If you have more than two moduli n1.. nk then the fastest solution I can see is to divide the moduli into two sets, say n1.. nr and nr+1.. nk find the set T1 such that t in T1 iff t mod ni in Si for all 1 <= i <= r and t mod ni == 0 for all r < i <= k. T2 is defined accordingly. The complexity depends on the distribution of the moduli, but should normally be about the square root of the number of possibilities. There is an algorithm by Schroeppel and Shamir, which can save some memory, but does not decrease the time complexity.

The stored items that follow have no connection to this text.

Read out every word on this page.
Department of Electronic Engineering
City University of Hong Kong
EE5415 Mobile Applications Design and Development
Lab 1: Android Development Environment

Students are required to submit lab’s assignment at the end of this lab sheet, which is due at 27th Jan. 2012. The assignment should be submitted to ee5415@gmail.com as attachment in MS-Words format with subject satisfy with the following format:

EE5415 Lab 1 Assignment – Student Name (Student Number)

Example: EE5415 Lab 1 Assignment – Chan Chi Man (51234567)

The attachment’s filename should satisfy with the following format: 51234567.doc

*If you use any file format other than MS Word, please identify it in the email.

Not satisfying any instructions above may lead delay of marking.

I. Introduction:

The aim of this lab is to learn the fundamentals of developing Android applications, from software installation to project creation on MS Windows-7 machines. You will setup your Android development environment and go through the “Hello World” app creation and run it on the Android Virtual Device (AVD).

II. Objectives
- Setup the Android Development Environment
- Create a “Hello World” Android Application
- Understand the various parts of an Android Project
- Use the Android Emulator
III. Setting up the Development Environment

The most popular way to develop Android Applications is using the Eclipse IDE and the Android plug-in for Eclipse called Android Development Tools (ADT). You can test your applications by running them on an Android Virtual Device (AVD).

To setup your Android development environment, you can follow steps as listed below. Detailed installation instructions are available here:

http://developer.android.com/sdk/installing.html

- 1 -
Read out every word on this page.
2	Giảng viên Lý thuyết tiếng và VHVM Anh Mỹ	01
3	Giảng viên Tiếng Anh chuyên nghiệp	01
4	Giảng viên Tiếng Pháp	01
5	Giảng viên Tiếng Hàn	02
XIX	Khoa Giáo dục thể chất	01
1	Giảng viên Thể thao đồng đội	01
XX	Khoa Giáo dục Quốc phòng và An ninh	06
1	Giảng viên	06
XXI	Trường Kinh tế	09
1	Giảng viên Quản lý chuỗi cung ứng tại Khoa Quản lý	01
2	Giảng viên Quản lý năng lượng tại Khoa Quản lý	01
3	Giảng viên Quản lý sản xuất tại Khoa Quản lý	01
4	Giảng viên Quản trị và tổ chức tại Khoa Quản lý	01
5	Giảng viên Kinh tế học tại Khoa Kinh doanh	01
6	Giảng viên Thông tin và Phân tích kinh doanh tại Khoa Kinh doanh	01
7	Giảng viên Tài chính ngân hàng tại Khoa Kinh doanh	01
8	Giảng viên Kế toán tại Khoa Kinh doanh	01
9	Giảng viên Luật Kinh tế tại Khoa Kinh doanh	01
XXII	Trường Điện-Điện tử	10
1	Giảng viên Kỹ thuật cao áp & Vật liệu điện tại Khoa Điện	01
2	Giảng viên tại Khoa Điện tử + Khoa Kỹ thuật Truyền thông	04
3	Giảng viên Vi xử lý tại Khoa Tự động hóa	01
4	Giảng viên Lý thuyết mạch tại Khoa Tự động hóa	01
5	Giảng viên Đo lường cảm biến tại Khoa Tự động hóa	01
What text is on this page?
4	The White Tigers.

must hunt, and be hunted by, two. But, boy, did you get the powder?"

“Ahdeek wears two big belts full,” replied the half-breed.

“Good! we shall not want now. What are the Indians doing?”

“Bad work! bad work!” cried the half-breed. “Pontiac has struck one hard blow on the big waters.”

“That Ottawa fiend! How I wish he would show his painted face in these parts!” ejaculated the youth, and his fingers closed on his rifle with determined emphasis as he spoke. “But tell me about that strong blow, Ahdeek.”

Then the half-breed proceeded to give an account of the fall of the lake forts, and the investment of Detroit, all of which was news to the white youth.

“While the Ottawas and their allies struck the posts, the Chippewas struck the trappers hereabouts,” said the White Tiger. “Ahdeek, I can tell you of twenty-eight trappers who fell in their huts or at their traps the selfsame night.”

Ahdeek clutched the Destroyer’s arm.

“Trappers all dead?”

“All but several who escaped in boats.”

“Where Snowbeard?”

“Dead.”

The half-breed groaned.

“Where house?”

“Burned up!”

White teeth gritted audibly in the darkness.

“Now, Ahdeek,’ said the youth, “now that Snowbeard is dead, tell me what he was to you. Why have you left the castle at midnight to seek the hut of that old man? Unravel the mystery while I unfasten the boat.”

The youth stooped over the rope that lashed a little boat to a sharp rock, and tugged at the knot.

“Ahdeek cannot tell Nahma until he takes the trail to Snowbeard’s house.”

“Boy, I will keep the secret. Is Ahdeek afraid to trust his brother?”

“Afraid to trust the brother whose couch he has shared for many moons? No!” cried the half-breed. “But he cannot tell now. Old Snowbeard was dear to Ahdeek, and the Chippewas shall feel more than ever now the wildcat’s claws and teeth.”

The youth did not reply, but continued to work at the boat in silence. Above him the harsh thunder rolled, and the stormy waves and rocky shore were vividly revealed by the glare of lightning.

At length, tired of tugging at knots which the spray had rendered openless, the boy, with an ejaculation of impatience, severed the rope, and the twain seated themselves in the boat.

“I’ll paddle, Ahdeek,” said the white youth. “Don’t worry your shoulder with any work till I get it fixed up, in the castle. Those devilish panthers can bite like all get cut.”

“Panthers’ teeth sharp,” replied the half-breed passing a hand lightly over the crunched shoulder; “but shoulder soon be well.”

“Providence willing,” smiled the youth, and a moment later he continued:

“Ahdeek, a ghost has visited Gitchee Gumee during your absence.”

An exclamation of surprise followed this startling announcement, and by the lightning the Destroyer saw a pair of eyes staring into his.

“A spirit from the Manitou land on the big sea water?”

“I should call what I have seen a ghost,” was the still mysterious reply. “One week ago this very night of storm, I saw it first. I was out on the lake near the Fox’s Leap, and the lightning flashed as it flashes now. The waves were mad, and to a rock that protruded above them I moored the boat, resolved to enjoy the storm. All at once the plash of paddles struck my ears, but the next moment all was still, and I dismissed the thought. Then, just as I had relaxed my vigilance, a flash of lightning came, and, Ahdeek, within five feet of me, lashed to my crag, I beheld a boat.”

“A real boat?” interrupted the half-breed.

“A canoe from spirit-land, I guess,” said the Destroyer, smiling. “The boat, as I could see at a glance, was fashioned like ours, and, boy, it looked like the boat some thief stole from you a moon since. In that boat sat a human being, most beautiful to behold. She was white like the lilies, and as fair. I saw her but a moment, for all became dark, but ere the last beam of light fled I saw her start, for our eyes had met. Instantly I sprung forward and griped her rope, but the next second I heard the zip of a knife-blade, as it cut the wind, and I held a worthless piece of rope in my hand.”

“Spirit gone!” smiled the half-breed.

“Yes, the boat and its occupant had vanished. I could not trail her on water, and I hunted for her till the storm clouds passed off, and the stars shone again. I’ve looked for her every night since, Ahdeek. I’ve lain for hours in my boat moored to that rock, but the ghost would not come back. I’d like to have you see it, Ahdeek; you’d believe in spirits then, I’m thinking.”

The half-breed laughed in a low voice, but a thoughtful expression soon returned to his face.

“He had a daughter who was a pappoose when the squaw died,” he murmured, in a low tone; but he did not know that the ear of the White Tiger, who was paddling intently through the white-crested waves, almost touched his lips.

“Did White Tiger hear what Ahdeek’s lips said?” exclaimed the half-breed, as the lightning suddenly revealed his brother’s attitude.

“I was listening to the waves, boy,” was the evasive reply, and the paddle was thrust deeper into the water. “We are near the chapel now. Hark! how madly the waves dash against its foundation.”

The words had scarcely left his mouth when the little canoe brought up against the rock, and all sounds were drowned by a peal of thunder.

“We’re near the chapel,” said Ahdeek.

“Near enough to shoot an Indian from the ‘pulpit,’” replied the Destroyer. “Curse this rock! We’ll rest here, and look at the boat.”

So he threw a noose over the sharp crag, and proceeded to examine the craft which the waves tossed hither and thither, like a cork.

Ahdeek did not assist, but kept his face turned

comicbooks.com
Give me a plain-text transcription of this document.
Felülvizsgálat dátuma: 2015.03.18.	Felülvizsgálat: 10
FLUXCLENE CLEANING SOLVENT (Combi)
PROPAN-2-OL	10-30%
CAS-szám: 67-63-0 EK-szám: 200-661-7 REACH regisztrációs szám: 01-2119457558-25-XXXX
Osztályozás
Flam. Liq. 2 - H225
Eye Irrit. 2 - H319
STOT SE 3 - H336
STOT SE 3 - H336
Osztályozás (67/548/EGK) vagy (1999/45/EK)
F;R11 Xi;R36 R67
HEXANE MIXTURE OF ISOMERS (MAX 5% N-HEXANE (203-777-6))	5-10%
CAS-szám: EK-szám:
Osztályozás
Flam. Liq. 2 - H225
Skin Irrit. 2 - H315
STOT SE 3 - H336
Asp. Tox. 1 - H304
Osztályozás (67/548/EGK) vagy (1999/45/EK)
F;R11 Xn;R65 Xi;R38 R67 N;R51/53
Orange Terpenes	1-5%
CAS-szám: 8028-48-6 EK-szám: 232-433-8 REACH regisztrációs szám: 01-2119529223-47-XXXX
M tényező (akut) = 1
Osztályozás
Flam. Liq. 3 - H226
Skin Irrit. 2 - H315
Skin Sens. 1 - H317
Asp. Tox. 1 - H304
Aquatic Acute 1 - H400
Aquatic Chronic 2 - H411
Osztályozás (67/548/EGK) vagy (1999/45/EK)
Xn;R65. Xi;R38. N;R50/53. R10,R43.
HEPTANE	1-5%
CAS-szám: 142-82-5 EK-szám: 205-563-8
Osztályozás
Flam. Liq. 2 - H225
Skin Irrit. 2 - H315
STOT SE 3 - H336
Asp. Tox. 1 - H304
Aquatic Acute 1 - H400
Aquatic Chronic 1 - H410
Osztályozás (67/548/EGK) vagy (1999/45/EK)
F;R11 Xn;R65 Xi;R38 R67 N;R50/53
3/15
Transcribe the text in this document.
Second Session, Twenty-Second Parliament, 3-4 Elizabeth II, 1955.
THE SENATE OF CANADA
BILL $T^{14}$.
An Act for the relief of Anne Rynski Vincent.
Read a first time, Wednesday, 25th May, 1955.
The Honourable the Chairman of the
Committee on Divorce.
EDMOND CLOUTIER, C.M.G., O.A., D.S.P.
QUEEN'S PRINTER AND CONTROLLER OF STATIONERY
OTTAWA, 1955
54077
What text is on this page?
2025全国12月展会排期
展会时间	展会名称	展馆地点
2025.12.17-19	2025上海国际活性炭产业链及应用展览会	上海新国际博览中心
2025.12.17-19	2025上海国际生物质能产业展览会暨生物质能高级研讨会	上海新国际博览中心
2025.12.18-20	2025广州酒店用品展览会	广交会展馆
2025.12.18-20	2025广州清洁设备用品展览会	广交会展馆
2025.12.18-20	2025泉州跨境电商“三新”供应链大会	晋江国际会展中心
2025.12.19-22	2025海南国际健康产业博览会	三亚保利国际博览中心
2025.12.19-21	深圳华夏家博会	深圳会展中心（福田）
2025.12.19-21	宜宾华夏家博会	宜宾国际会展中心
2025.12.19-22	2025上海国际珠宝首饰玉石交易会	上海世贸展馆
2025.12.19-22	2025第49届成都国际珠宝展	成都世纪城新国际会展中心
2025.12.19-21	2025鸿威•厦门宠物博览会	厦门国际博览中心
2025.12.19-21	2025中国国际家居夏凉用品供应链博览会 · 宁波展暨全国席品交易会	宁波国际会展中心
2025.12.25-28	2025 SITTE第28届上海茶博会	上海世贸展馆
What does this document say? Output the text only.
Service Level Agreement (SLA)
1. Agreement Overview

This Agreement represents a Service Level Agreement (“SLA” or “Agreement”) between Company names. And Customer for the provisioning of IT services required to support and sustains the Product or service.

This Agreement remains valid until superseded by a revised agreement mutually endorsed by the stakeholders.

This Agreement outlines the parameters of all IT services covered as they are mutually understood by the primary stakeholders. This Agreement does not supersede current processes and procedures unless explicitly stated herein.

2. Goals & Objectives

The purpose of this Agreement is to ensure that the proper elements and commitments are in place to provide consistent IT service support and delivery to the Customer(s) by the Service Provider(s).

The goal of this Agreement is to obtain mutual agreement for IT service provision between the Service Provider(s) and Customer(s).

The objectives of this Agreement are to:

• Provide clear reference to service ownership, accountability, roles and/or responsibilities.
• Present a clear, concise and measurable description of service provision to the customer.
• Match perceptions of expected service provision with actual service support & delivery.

For your application, ie 50 moduli and 100 congruences this algorithm still uses about 100^25 steps, which is infeasible. Unfortunately, it looks like there is no polynomial algorithm. In particular, it is known that finding the smallest solution x of the equation x^2 == a (mod n), where n is a highly composite integer is NP-complete. But finding such a solution can be reduced your problem. Hence, your problem should be NP-complete too in general unless the congruences have some special property that can be exploited.

Answer 2

Let the sets be S1, S2, ... Sk, where the modulus in each set are n1 > n2 >... > nk and the remainders in Si are a_i1 < a_i2 <... So for the example: n1 = 11, n2 = 7 and S1 = {0, 2, 7, 8}, S2 = {1,3}

Here is a pseudo code:

Find the target modulus, i.e. n = lcm(n1, n2, ..., nk)

Convert the sets Si into hashtables, so that you can check if a certain element is in the set or not.

for (int b = 0; b < n / n1; b++)
    foreach (int c in [a_11, a_12, a_13, ...])
        //candidate target reminder
        a = b*n1 + c
        works = true;
        foreach (int ni in [n2, n3, ..., nk])
           //test if there is an element in Si, which gives the correct reminder
           //if not then this candidate doesn't work, go to the next
           if( not Si contains (a % ni))
               works = false;
               break
        if (works)
            print "The solution is n*x+a"
            exit

The idea is to search for the minimum. If the minimum is a, then a can be represented as a=x*n1+y , where y is some element from S1, so I iterate over all the possibilities in increasing order. Then for each one of them I check against the other sets - whether they contain a congruence that is satisfied by the current a. Say for the second set S2: There should exist a congruence from S2, eg p*n2+q, so that a = p*n2+q for some p. But this mean that a % n2 = q (since q is the remainder). Ie a % n2 sould be in S2.

The complexity of the algorithm is O (n/n1 * |S1| * k). That's why I picked n1 to be the largest modulus. But if you really want to minimize the complexity you should pick the set Si in such a way so that n/ni * |Si| in mimimal.